OK. We all knew that. We also know that there are occasions where, bowing to public pressure, these titles produce output that is fair, informed and sensitive (I know: I’m going to get flamed for that!).

Its the Sun – and Mail and Express – wot won it!

The point, though, the thing that has me ROFLing like mad, is that Dacre and his minions miss the point entirely.

Let’s go back a step. I think GIRES are right. The more a subject is publicized, written about, talked about, the more normal it becomes. The more likely it is that someone will go “that could be me” – and make that first important visit to their GP.

And who is pushing this information out in a seemingly never-ending gush nowadays. The Tavi? Charing Cross? Gender benders? New wave sexual theorists?

Er, no. Step forward the Mail, the Sun, the Metro, the Express – and a host of other small fry too. When the sexual history of this decade comes to be told, it seems not unlikely that historians will eventually come to recognize the signal part played by these titles in promoting trans awareness.

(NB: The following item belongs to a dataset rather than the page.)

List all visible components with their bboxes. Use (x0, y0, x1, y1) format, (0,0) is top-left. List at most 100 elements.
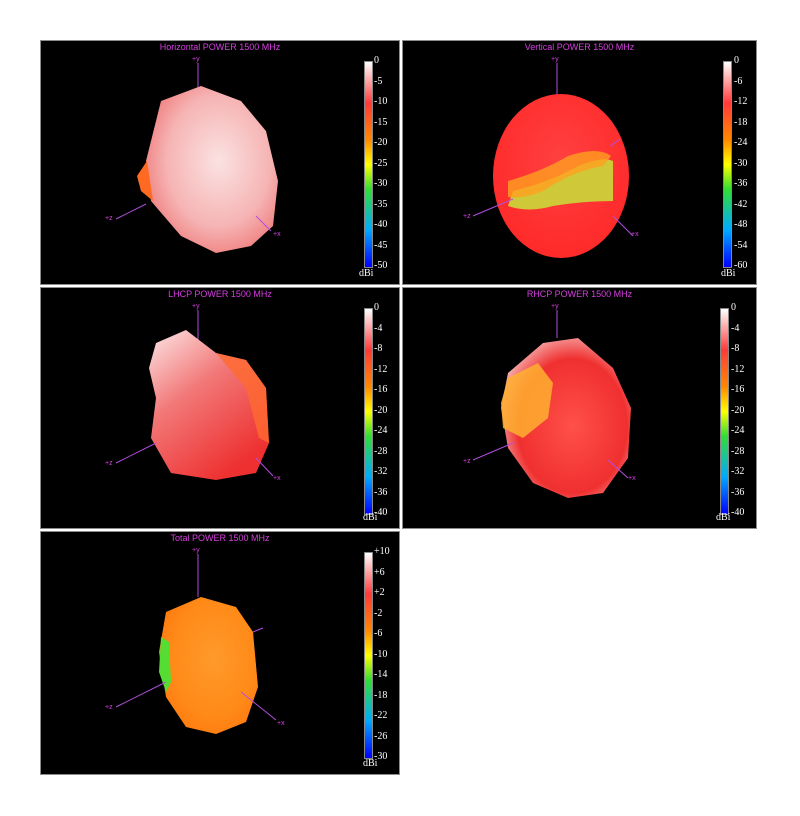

For which we have only the Mail to thank. Paul Dacre may not yet be spinning in his grave: his granddad surely is!

jane xx

Ooops: edited to note that apparently i have jumped the gun and Paul Dacre is yet plain, un-enobled Mr Dacre

8 Responses so far »

  1. 1

    Ignorance, either Unintentional, or as in a lot of cases completely Intentional, is the root of any Prejudice. Now I went to a place called College, as many Journalists and Editors must have done, and there I learned not so much What to research, as HOW to research and learn effectively. In light of this I must ask, have all these people somehow managed to Forget their educations? it must be either that or else they are so Self Centered that no one else’s opinion apart from their own counts in the little world they create in their minds, which would be sad. It’s diversity in ALL its forms that makes this world an interesting place to live for me, so these Prejudiced people must live very dull lives!. This is just my view and it will be interesting to see those of others here!

  2. 2

    Liz Church said,

    Lord Dacre of Slaphead

  3. 4

    Shirley Anne said,

    I was so annoyed at his ‘journalism’, using the term very lightly, after reading about it on Angelas blog, that I wrote to the Mail and told them so. Learning the trade isn’t the same as practicing it by all accounts. Well Paul Dacre thinks it is right to write opinionated articles rather than just the plain facts. No wonder I don’t buy newspapers!

    Shirley Anne x

  4. 5

    herr brockman said,

    It seems that in your efforts to enforce your particular brand of politcal correctness, you have succeeded in creating the much desired “status” of protected “other”.

    I always thought of you Brits as quite tolerant but it seems I have been sadly misled. To wit:

    http://themediablog.typepad.com/.a/6a011570c131b2970c016762dacedd970b-pi

    • 6

      janefae said,

      Not quite sure of the point you are making (are you disagreeing with the idea that some stuff should be subject to regulation – or what?).

      I aslo think it more helpful to the readerr in general if you link to the associated blog, as opposed to what you have linked to, which is just a pic, giving little background:

      http://themediablog.typepad.com/the-media-blog/2012/02/censorship-paddy-power-ryanair.html

      Lemme see. I share your concern at widespread censorship, espesh of humour. I also have some concern about violence against minorities and where humour crosses the ine into possibly provoking violence, i think the debate is more complex than the simple one about free speech.

      jane xx

  5. 8

    zoebrain said,

    Could be worse – and is for those of us who are Intersex.

    http://www.dailymail.co.uk/news/article-2107085/Caroline-Kinsey-lived-man-41-years-parents-didnt-tell-shes-hermaphrodite.html

    “Caroline the human hermaphrodite tells her story for the first time”

    “Human Hermaphrodite”??

    I know it’s the Daily Mail, but this denigration would be unacceptable in 1912, let alone 2012.

    Thank God I live in Australia, and not in the journalistic cesspool that the UK has become. This isn’t the gutter-press any more, it’s the sewer press.

    We have enough problems with the medical issues without this.